This second half was definitely worth the wait. It might not be the funniest NWP episode but it definitely feels like the best one, and the title of the episode encapsulates why. As a person that's been listening since the beginning and never missed a show I've always felt pretty intense currents running beneath the personas, especially for Julian. Life events and mental health have been topics that have been brought up on many past episodes over the last year or more especially, but not in any detail till now. Over time things seemed to be getting darker and darker behind the scenes, and Julian opening up to us in this show puts a lot of it in perspective now, and most importantly is a great catharsis we can all share in a way. As dark as this episode gets, it ultimately comes out the other end with an incredibly hopeful and powerful light. Julian, Patrick, Angelo, and Liana all get internet hugs for being so open and supportive. It made for a really important show.
I've played a lot of Mass Effect 1 over the years and that game made me contemplate who I am in real life. I play that game by saving before every conversation and immediately reloading if I feel like I made a mistake. At first I thought about it purely as a game mechanic. I also play Splinter Cell games in a very perfectionist way, and I obsess over all the details, saving constantly and reloading constantly. In Splinter Cell those habits are based around a binary stealth system where you're either hidden or not, but in Mass Effect my obsession with doing things exactly how I wanted was now in a context of interpersonal relations, ethics, and values. I loved exploring every single possibility and following the dialogue tree in every direction until I knew exactly what my Shepard should do next.
By the time I finished the first Mass Effect I had saved the game hundreds of times, mined out every conversation, made my decisions, and crafted essentially the "perfect" Shepard. It made me proud to look back at those choices, and look back at my fictional character that I role-played for 60 hours, but there was a disconnect and a sadness there that I didn't catch onto until long after. In real life I was sad that you can never be that video game hero. You can't save everybody, make all the right choices, always know what to say, or reload your save when your mess up. It was the age old disconnect where you're comparing the way you wish the world was and the way it actually is.
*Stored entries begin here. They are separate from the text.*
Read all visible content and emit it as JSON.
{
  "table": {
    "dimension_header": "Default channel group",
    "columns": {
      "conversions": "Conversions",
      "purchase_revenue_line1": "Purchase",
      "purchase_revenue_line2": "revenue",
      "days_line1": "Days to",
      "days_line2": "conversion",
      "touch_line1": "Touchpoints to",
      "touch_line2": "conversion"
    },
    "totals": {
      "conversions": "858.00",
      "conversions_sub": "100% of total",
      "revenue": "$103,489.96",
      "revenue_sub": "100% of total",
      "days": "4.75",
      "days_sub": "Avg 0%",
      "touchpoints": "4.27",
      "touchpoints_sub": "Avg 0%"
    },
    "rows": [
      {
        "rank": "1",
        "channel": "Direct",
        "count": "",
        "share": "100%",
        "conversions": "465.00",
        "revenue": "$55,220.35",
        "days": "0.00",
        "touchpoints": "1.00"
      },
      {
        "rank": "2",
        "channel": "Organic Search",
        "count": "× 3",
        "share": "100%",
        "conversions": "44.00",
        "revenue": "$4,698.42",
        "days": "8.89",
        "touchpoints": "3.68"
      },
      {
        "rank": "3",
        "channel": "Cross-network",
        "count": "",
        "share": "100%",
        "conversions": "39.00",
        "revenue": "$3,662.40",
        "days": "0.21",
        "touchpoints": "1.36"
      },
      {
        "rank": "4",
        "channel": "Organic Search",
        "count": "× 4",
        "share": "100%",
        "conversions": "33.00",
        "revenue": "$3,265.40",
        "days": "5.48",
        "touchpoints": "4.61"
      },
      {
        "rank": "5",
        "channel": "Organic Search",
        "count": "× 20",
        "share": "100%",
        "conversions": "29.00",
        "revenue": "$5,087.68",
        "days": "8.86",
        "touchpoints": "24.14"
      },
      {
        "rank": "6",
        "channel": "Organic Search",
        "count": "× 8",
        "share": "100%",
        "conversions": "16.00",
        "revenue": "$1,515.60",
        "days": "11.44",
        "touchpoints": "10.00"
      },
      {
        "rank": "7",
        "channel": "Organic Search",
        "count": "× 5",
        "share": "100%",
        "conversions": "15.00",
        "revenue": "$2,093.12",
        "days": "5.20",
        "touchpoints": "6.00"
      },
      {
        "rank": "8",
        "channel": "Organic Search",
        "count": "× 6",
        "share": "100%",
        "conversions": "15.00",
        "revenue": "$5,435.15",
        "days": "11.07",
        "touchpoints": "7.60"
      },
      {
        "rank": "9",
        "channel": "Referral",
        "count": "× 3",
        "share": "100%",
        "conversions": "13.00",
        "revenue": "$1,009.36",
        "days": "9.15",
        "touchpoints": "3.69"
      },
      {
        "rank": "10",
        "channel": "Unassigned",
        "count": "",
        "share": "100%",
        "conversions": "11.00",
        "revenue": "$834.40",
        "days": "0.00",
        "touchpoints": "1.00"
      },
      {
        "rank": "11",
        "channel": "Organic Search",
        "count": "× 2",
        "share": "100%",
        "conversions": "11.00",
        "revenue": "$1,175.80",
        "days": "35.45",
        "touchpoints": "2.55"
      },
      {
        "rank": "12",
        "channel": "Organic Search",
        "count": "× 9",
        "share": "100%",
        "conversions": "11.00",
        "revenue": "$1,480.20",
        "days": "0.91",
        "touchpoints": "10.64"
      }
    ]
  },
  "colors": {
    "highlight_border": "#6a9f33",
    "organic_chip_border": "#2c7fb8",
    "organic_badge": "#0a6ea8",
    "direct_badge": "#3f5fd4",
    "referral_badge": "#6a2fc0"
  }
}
Psychologically it wasn't until Dark Souls and Spelunky came along that I started seeing video games in an entirely different light, and to some extent the real world. Those two games are some of my favorites, moreso than even Mass Effect, and in those two games the only way to appreciate the immense depth and reward they offer is to concede that you're not perfect, and to know that the world of each game will push back against you harshly. You're not the stoic hero in either story. And regardless of what kind of combat style you role-play in Dark Souls, or what power ups you come across in Spelunky, you still have to die and keep trying like anybody else. In Dark Souls and Spelunky you have to fail in order to learn, and you have to be willing to lose things and move on despite almost all of video game history conditioning us to behave the opposite way. No reloading saves or endless do-overs in dialog trees.
When I play those games I feel less stressed out, less of a desire to be "right", and the satisfaction of making progress or surviving a dangerous situation is much more empathetic and relateable than the feeling I'd get from role-playing a "perfect" character in Mass Effect.
That's why I defend those games so passionately and get upset when people say that they're just overly difficult games that elitist nerds use as a badge of honor.
I've played Spelunky over 2,500 times, and I've only "won" 15 times, but I've loved every session I've sat down to play. 2,485 "failures" have never felt so good. And I'll keep throwing myself at it for thousands of more sessions.
When I play Dark Souls and Spelunky I feel like it's okay to just be exactly who I am, pick up the controller, and try my best.